Quale di queste due strade può garantire risultati più sicuri per le famiglie?
“Se il Servizio sanitario nazionale potesse intervenire direttamente e ci fossero le risorse necessarie, darebbe più garanzie un inserimento del latte artificiale nel prontuario. L’alternativa è che il ministero della Salute e le regioni dicano alle aziende produttrici: ‘Straguadagnate, cercate di finirla oppure prendiamo provvedimenti. O ci mettiamo d’accordo con le buone o andiamo avanti da soli con le cattive’. C’è una carta fondamentale che le autorità pubbliche possono giocare in questa fondamentale partita in cui è in gioco la tutela dell’infanzia”.
A cosa si riferisce?
“Si può creare immediatamente una centrale di acquisto. Lo possono fare sia lo Stato sia le Regioni. In questo modo le autorità sanitarie sono in grado di acquistare e rivendere a basso prezzo il latte artificiale. A patto naturalmente che le cose si facciano bene e non accada come sta avvenendo con i banchi scolastici anti-contagio pagati tre volte di più del prezzo di mercato”.
A quale ingiustizia sociale occorre porre subito rimedio?

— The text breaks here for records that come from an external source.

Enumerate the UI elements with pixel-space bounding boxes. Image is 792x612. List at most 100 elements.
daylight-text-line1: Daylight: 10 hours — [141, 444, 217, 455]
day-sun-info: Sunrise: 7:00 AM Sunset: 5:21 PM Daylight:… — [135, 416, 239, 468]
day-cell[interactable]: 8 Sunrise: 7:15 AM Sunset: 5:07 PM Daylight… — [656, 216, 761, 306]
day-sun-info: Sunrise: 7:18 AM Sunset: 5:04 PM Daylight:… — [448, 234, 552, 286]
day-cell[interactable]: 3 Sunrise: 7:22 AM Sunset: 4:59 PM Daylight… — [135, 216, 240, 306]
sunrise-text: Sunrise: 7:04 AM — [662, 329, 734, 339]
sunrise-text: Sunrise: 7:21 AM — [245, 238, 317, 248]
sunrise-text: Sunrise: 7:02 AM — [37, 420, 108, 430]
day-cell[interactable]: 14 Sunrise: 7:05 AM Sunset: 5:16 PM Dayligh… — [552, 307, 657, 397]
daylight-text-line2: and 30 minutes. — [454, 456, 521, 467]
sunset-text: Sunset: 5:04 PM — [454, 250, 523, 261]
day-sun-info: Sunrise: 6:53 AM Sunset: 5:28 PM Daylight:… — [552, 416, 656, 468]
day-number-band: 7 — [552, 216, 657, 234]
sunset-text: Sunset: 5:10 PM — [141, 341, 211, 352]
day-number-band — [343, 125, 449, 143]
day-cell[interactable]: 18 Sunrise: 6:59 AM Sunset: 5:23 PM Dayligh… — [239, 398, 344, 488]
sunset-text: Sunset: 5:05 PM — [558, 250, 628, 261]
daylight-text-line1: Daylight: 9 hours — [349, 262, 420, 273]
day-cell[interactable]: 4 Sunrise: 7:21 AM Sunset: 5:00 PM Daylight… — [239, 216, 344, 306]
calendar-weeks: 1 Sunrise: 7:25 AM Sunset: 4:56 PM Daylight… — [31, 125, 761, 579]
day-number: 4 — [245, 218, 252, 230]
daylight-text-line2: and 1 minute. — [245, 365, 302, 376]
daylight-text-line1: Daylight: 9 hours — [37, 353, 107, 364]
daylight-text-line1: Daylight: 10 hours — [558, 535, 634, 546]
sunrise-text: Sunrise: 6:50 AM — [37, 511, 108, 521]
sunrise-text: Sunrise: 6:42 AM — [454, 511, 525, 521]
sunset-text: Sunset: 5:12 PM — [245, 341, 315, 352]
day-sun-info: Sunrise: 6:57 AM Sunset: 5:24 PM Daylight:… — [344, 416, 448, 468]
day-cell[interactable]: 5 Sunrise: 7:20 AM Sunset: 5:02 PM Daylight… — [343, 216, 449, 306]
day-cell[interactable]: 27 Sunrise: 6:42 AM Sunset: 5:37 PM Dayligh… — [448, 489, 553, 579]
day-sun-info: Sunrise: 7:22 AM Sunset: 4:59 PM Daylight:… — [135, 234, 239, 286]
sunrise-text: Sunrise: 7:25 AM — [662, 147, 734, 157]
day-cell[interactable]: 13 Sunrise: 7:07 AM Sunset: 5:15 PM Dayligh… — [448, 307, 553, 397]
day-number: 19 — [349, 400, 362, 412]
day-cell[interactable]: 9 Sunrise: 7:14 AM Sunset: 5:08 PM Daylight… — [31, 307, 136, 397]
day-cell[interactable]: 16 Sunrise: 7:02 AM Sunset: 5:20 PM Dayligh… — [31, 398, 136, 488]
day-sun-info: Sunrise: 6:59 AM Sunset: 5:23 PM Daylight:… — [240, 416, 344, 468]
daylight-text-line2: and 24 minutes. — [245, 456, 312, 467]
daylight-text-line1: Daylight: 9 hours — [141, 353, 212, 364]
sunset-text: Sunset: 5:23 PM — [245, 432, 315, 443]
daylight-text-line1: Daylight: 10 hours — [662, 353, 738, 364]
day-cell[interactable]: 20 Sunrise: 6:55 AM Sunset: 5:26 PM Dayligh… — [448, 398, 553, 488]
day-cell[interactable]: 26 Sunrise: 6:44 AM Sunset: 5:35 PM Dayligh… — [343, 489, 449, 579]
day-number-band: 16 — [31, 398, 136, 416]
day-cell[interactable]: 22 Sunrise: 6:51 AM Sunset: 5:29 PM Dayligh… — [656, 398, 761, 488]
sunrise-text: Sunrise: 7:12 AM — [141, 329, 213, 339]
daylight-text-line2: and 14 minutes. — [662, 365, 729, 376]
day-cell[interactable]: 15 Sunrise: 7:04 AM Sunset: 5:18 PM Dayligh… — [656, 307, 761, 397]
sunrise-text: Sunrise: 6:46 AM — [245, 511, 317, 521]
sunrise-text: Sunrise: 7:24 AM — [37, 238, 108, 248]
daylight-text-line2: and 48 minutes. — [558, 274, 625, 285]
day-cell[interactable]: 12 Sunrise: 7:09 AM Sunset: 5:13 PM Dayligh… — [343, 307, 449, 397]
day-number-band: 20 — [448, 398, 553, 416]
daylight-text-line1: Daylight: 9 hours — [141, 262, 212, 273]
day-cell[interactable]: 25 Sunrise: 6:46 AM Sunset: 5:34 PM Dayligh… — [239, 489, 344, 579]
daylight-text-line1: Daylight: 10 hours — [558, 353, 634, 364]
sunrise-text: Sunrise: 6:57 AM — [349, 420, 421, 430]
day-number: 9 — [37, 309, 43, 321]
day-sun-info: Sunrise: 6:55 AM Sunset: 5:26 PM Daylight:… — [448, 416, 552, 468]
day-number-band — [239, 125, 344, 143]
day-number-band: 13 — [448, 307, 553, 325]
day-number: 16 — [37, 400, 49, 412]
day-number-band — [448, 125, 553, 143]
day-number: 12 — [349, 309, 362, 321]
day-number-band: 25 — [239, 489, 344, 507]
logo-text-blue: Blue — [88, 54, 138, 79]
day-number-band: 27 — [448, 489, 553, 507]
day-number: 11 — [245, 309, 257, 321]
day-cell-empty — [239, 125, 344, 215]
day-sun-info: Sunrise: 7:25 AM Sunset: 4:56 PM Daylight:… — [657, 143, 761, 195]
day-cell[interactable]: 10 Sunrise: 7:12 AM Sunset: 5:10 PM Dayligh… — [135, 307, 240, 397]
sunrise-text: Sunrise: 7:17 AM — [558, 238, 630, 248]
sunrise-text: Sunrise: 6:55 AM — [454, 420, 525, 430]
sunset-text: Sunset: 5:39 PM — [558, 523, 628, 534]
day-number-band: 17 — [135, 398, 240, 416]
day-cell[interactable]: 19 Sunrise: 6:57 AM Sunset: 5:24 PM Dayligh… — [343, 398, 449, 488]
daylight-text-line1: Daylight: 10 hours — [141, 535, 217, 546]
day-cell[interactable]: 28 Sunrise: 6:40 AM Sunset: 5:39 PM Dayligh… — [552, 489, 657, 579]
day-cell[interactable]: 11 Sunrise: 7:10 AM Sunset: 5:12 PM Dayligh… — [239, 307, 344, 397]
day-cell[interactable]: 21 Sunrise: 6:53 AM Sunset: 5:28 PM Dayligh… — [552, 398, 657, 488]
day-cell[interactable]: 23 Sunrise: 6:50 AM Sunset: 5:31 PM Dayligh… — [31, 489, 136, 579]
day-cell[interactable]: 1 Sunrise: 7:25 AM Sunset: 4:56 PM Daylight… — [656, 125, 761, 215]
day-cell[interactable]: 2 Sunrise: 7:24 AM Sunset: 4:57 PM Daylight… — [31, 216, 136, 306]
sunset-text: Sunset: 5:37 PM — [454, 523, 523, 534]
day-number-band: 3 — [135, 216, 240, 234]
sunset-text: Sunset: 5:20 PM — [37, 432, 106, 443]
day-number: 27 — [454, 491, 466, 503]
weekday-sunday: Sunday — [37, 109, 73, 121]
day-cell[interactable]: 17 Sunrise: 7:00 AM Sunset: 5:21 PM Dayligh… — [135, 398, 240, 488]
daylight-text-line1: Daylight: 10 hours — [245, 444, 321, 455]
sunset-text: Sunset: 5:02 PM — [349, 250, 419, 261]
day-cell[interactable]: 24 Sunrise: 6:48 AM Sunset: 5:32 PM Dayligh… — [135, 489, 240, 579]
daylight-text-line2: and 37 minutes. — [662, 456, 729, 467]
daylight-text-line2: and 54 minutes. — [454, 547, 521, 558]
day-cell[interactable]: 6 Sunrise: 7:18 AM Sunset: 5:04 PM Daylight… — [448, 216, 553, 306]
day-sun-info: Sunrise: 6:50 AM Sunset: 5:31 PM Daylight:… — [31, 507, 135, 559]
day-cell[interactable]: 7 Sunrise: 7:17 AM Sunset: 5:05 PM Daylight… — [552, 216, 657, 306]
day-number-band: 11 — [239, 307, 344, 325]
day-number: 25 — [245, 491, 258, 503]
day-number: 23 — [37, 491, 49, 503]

“Quando una mamma non può nutrire naturalmente un neonato perché non ha il latte, lo Stato deve aiutarla. Il latte artificiale non è un optional o un alimento superfluo, bensì è un mezzo di sopravvivenza indispensabile. La pandemia, soprattutto nelle aree più povere d’Italia, ha privato di qualunque reddito centinaia di migliaia di famiglie che sbarcavano il lunario con lavori in nero o precari”.
Come se ne esce?
“Bisogna equiparare il latte artificiale ai cibi speciali, quelli per diabetici e per celiaci. Se non si riesce ad arrivare ad un intervento pubblico a livello di centrale di acquisto, occorre trovare altri modi per calmierare e abbattere i prezzi per le famiglie. Ci sono già enti locali come i comuni che intervengono a sostegno, ma la situazione è a macchia di leopardo sul territorio nazionale. Serve un intervento organico e uniforme”.
Può farci un esempio?
“Sono rari i casi in cui l’allattamento al seno non viene fatto volontariamente. Nella grande maggioranza dei casi il ricorso all’alimentazione artificiale del neonato è una necessità. Quindi lo Stato non può privare un bambino del cibo che lo tiene in vita e gli consente di crescere. Il latte artificiale è indispensabile alla salute. I celiaci e i diabetici ricevono dalle autorità pubbliche un buono per acquistare il cibo. Deve accadere anche per il latte artificiale o si crea una discriminazione odiosa, un’ingiustizia sociale inaccettabile”.